My favorite gift I’ve ever received is a flask. I think giving someone a flask is a nice way of saying ‘Hey, you seem like a drunk on the go. You strike me as needing hard liquor at all times.

My Parents Joined Facebook

In stumbling around the Internet, I came across a funny site entitled “Oh, Crap. My Parents Joined Facebook.”

I joined facebook in 2004, as a senior at Harvard (the school where the site originated). My member number (the order in which you joined the site, relative to everyone else) was in the hundreds. Facebook now boasts millions of users. Though I am late 20s, I felt no shame in my social networking addiction.

Until my parents joined. And my crazy relatives. And they all friended me. Not only did they friend me, but they started posting on my wall and messaging me PROFUSELY.

Suddenly, I saw a vision of myself 20 years from now. I hope to god I have enough self awareness not to put Gavin through what my “I’m 20-something still, aren’t I?” relatives are currently putting ME through.

The Perils of Parenting

No one ever told me that parenting a toddler was a full-contact sport.

When my son was born, my friends showered me with gifts of cute little onesies, baby bjorns, and stuffed animals galore. Had one them been a parent themselves, I remain certain they would instead have given me full body armor and a helmet.
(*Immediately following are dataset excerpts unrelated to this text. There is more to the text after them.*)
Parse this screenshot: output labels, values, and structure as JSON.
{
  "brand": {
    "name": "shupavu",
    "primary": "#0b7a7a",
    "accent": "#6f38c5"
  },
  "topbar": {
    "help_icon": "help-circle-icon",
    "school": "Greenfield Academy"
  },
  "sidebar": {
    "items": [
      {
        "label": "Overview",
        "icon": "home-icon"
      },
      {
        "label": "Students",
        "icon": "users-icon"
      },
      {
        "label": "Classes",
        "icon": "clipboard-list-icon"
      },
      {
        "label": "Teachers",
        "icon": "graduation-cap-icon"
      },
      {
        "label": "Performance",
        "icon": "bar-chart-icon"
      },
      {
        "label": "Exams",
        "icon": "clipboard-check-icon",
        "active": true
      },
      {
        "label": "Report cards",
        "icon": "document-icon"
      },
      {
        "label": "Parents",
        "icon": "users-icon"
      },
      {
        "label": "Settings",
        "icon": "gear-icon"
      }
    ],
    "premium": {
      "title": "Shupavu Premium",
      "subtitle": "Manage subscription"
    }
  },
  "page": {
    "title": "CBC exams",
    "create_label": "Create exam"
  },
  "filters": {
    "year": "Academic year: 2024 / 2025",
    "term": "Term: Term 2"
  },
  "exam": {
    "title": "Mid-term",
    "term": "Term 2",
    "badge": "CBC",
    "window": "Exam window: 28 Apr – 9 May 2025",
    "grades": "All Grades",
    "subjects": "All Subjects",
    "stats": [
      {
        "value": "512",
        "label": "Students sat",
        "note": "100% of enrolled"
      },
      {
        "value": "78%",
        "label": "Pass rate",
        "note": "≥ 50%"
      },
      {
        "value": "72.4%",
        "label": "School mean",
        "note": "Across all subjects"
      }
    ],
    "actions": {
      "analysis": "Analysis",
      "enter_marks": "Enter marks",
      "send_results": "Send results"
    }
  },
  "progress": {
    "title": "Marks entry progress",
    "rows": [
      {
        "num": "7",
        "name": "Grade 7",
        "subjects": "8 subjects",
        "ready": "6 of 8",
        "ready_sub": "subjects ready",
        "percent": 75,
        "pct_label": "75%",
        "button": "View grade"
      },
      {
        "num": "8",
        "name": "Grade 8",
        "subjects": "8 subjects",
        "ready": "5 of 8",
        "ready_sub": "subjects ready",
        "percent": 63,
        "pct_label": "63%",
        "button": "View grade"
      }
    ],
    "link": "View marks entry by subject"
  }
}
You see, I am writing this post on the eve of my septoplasty. For those of you who don’t know, a septoplasty is a surgical procedure done to repair a damaged septum. I was not born with a deviated or damaged septum. No, my injury occurred at the hands – err, the diapered butt – of my three year old son.

Two months ago, I was very innocently lying in bed on a Saturday morning. Gavin, thrilled that it was a weekend day (what he aptly refers to as a “Mommy-Gavin Day”), bounded into my room and threw all 40 lbs of his toddler self upon me. In his pure elation, he did not consider neither his takeoff nor his landing, and he landed, diaper first, right onto my face.

My nose wasn’t broken, so I assumed all was okay. The only thing I found strange was that ever since the nose-landing incident, I suffered an unusual amount of congestion. Finally, I took myself to see a doctor who quickly assessed the situation. My septum was bent and the only way to repair it was through surgery. (He assured me that this was a very common injury, especially for those with large dogs and / or small children.)

So, tomorrow I will have my surgery. The sympathy from those around me is truly wonderful, though. When I told my Jewish mother what had happened, her reaction was, “So you’re having a nose job?” My Ex is having even more fun telling people that I am “having my nose modified.”